In the wide paths that led between attractions, Ted and Rachel walked. Had a curious bystander watched them for a few minutes, he would have observed that it was not immediately obvious why the couple had come at all.

Rachel seemed to be walking through a partial version of a carnival. Most of the time she seemed guarded and anxious, and though occasionally she would suddenly react pleasurably to something that caught her eye, it would quickly fade from her face, driven out by a shadow of conditioned ambiguity. She had long since learned not to have opinions, and if she couldn’t help but have one, she was careful not to express it around Ted. After all, he might disagree. The ambiguity extended to her appearance, a gallant but hopeless attempt to be pretty for Ted, and nondescript for all other men.
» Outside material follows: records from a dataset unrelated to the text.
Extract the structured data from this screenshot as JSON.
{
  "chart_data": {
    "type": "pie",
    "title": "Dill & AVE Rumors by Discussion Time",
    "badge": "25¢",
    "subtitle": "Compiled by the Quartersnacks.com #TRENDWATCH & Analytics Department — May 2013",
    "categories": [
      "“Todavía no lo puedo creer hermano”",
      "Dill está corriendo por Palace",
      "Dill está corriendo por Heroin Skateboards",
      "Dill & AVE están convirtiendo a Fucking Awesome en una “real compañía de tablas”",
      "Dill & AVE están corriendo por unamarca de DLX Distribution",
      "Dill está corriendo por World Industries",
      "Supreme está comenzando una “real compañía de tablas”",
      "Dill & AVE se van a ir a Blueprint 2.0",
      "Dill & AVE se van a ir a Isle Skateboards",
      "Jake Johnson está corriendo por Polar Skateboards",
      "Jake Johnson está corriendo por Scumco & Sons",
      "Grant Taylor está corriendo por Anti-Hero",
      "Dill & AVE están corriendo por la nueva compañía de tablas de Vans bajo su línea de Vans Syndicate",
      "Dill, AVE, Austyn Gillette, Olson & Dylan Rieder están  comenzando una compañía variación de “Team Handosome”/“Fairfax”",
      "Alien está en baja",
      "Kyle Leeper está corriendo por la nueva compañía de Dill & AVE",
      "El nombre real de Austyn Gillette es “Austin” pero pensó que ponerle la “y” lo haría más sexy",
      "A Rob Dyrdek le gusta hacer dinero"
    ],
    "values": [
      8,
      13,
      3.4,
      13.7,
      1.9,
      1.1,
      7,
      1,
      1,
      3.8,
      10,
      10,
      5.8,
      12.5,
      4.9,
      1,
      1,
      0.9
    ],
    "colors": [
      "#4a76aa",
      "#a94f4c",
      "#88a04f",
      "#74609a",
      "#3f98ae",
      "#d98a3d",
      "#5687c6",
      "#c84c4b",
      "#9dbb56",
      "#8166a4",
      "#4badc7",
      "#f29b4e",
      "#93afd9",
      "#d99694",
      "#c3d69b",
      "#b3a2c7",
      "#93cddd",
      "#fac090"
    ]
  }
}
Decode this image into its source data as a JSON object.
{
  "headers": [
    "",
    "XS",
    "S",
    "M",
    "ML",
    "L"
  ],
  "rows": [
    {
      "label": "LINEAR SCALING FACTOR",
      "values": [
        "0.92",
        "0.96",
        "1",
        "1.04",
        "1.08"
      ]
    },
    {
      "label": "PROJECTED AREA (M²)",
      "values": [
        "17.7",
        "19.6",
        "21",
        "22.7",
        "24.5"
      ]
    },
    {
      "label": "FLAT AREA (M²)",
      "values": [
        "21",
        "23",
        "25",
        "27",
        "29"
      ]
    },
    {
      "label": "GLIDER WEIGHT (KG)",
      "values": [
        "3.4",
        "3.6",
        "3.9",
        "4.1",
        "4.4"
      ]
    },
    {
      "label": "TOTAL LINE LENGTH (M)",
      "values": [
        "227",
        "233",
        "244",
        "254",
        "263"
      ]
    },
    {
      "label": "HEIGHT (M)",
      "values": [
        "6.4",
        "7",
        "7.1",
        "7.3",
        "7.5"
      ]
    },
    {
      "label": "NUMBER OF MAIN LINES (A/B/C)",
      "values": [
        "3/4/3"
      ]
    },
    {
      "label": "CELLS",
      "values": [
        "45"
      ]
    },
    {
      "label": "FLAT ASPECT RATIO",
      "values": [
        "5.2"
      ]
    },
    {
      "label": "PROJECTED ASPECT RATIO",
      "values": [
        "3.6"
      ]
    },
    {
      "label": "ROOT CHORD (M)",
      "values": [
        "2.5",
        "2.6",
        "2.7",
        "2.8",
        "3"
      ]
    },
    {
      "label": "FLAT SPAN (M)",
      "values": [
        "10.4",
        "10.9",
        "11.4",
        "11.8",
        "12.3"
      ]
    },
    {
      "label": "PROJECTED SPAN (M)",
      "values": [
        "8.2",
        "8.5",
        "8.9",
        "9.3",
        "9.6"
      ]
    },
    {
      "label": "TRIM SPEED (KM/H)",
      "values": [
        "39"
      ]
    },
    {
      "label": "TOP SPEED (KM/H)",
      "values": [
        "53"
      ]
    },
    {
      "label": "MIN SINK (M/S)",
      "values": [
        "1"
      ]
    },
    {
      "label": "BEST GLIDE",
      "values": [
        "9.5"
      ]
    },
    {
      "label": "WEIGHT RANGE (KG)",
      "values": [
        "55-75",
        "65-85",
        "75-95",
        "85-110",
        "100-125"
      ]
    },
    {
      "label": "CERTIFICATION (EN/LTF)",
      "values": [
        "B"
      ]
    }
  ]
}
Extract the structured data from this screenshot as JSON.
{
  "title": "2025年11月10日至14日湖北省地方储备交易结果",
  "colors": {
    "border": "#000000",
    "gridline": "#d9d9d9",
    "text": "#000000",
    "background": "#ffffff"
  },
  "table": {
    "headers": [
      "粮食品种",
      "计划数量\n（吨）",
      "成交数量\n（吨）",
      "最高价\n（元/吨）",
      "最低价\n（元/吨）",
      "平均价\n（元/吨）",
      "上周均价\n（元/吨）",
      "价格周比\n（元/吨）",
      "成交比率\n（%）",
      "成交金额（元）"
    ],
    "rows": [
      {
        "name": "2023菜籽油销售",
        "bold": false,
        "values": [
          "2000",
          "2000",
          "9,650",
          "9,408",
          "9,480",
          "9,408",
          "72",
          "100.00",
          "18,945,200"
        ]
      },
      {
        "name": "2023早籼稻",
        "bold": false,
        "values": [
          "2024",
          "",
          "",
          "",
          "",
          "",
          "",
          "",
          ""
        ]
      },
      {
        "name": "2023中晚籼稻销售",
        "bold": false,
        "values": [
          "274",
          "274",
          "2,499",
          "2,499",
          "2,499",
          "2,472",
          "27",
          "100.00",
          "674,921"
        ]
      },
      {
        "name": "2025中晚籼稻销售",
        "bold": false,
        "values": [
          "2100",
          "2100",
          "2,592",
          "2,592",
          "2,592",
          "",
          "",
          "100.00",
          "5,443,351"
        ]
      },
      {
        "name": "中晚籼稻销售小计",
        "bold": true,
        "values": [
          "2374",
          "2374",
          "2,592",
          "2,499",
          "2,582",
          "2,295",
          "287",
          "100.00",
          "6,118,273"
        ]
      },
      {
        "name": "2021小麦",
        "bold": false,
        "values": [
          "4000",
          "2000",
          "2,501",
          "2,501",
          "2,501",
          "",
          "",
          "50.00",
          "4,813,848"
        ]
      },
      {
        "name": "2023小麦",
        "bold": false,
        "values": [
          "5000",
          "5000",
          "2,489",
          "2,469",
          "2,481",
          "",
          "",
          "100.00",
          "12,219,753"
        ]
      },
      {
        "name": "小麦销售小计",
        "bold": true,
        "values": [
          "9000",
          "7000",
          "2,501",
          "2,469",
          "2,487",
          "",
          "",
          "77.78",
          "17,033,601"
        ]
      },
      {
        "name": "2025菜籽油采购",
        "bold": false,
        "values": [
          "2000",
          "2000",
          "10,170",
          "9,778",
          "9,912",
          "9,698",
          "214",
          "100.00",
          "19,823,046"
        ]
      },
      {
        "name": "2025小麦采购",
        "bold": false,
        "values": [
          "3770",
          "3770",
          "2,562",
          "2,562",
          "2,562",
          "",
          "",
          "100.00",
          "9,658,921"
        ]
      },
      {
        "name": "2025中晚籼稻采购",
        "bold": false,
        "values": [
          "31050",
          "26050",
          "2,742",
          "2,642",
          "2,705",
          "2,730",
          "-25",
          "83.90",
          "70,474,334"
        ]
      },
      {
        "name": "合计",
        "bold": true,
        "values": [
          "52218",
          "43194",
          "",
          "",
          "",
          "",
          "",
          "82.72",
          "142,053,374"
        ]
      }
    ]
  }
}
She simply ended up being a smudge of a woman, in nice but dull clothes, in nice but dull colours. She wore too much make-up — eye-shadow and concealer — that concealed her natural prettiness, and something else, too.

Ted was also a figure of uncertain purpose. He was at a funfair, but he was not having fun. He had a girlfriend, but she was not his friend. He did not walk with her, but instead herded her like a grudging sheepdog, alert for any possible threat to his ownership. He was caught in the conflict between showing her off and the real possibility that some man might actually look. If the curious bystander had continued to watch for a moment too long, he would certainly have found himself with Ted, wide-eyed and mouth-breathing, Sunday-clothed and poorly hair-cut, standing toe-to-toe and demanding to know what the curious bystander found so fascinating about his girlfriend.

They washed between stalls, he fraught with suspicion, she with shifting apprehensions, unaware that they were objects of attention for a curious bystander.